PSN: What does it cost to license your photos?
A: Alinari charges the copyright fee according to GADEF, the Italian-based picture licensing book. Alinari maintains representatives in the US in NYC (Art Resource) and Florida (SuperStock), France, Germany and England. About licensing, the Alinari photographic archive maintains the full copyright over its own photographic collection.
PSN: How do you protect your images on the Internet?
A: Currently Alinari enforces the copyright protection on its digital files using state-of-the-art ImageBridge © watermarking technology, provided by Digimarc Corp. (http://www.digimarc.com)

PSN: How many photographers does ALINARI represent?
A: About 300 main photographers from around the world.

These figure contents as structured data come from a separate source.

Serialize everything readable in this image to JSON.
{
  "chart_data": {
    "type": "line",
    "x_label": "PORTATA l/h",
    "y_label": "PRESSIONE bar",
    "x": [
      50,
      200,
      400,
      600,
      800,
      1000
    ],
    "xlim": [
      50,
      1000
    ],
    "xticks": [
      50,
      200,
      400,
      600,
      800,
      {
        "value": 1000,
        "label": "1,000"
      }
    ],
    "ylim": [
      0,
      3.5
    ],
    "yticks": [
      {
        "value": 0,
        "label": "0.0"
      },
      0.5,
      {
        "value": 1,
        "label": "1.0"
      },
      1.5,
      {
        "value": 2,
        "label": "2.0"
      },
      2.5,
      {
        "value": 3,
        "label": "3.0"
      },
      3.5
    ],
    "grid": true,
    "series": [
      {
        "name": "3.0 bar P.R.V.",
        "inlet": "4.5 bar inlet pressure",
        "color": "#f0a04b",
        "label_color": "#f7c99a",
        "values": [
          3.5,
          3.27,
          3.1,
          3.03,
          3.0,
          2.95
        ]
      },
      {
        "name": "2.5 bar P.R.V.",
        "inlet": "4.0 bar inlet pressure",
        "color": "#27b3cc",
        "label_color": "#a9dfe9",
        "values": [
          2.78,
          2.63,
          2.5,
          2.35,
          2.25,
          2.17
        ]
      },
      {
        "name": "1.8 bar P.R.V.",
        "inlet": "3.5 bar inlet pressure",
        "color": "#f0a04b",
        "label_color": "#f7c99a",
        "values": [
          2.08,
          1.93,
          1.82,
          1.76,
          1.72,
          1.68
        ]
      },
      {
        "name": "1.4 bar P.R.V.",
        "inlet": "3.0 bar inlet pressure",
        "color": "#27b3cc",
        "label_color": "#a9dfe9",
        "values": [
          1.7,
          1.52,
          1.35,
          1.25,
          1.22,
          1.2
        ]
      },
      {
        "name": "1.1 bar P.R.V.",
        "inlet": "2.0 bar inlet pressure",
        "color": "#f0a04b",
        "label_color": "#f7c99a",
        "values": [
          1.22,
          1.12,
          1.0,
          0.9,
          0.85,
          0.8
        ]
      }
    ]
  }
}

PSN: What's in your files?
A: The archive preserves over 2,000,000 glass plates negatives, slides, and film negatives. This is one of the largest photographic holdings in the world. We have over 1,500,000 vintage photographs from around the world made from the beginning of photography (1839) until today. The Alinari archive includes various photographic processes, including Albumen Prints, Salt Paper Prints, Ambrotypes, Daguerreotypes, Gelatin Silver, Photogravure, Collodion, Cyanotype, etc.

PSN: What size are the photos and how are they delivered (mail, in person, etc.)?
A: Before the opening of our Alinari online business (year 2000), Alinari was selling its pictures mostly as slide copies, and they were delivered by express mail; the picture inquiries were coming to Alinari by fax or by phone. Today, with the Alinari B2E (http://edu.alinari.it) and B2B sites (http://business.alinari.it), the images can be purchased and downloaded online, or can be sent on CD-ROM, DVD or, again, as slide copies.

PSN: Are many of your customers outside Italy?
A: Yes, in fact the most important clients come from Europe and the U.S.

PSN: What is the range of your sales today (geographical)?
A: About 50% from Europe, 40% from North America and Canada, and 10% from the rest of the world.

PSN: What is your annual dollar (revenue) volume today?
A: About $1,500,000 USD.

PSN: How many persons are employed by your agency?
A: Between full-time and part-time, over 60 people.